Each volunteer sat in a separate cubicle with a computer monitor, a keyboard, a tray with six numbered samples of Gorgonzola, two glass vials, a beaker, a glass tube, a cotton swab, a glass of water and a cracker. After signing permission forms, we were asked to taste each sample twice in a sequence dictated by the computer. Each tasting was followed by a palate cleansing with water and a bite of cracker.

After each tasting in the first round, we were asked to grade the cheese on a scale of 11 levels of like or dislike. After the second tasting, we had to grade each cheese from strongest to weakest with seven levels (#7 was “hot chili pepper in the mouth”).

I was apprehensive about tasting because of my prior dislike of blue cheese, but the experience wasn’t as bad as I had feared. My personal observations about the six cheeses were:

  1. Not horrible, kinda creamy
  2. Salty and rather creamy
  3. Really soft
  4. Firm and very blue, salty and acidic
  5. Quite firm and mottled, seasonal and winey
  6. Runny with a decided rotten cheese taste

After the second tasting, we put the cotton swab in our mouth for five seconds and were asked to grade the intensity of bitterness on it, using the same scale as before. My mouth was so permeated with cheese that the bitterness barely registered.

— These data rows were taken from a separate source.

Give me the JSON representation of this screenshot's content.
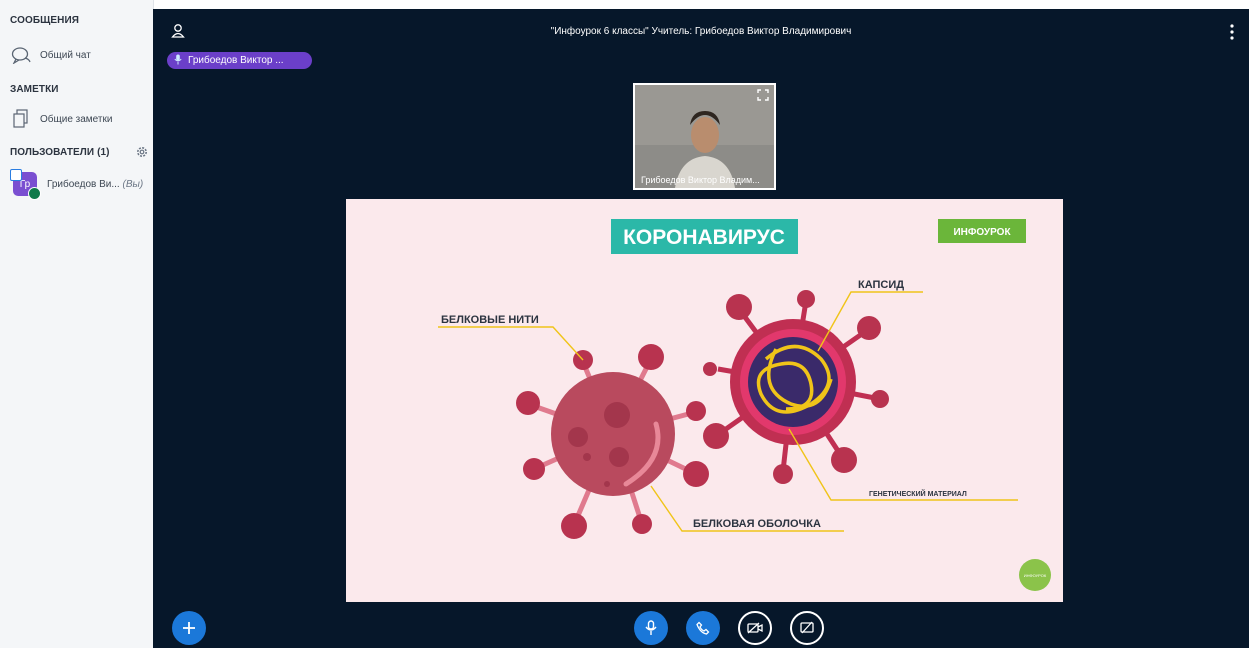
{
  "sidebar": {
    "messages_header": "СООБЩЕНИЯ",
    "public_chat": "Общий чат",
    "notes_header": "ЗАМЕТКИ",
    "shared_notes": "Общие заметки",
    "users_header": "ПОЛЬЗОВАТЕЛИ (1)",
    "user": {
      "initials": "Гр",
      "name": "Грибоедов Ви...",
      "you": "(Вы)"
    }
  },
  "main": {
    "title": "\"Инфоурок 6 классы\" Учитель: Грибоедов Виктор Владимирович",
    "talking_indicator": "Грибоедов Виктор ...",
    "webcam_label": "Грибоедов Виктор Владим..."
  },
  "slide": {
    "title": "КОРОНАВИРУС",
    "logo": "ИНФОУРОК",
    "label_protein_threads": "БЕЛКОВЫЕ НИТИ",
    "label_capsid": "КАПСИД",
    "label_genetic": "ГЕНЕТИЧЕСКИЙ МАТЕРИАЛ",
    "label_shell": "БЕЛКОВАЯ ОБОЛОЧКА",
    "badge": "ИНФОУРОК"
  },
  "colors": {
    "sidebar_bg": "#f4f6f8",
    "main_bg": "#06172a",
    "accent_blue": "#1b78d9",
    "talking_purple": "#6b3fc9",
    "slide_bg": "#fbe9ec",
    "slide_title_bg": "#2bb8a8",
    "virus_red": "#b8334f",
    "virus_gold": "#f0c419"
  },
  "icons": [
    "chat-icon",
    "notes-icon",
    "gear-icon",
    "user-list-icon",
    "mic-icon",
    "more-icon",
    "fullscreen-icon",
    "plus-icon",
    "phone-icon",
    "camera-off-icon",
    "screenshare-off-icon"
  ]
}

Then we opened two glass vials, smelled the contents and described what we smelled based on attributes suggested by the computer (soapy, pungent, bitter, etc). We could choose as many attributes as we perceived. One vial smelled fruity, floral and pleasant to me; the other was fruity but also soapy.

Finally we spit some saliva—without bubbles—into a tube to provide a DNA sample for the researchers. We were asked our gender, age and nationality because this data can correlate with cheese preferences. No names, though, so no invasion of privacy, an important issue in Europe.

Dr. Torri won’t have preliminary results until late 2020. The only thing I know at this point is that Italians tend to like blue cheese; Americans tend not to.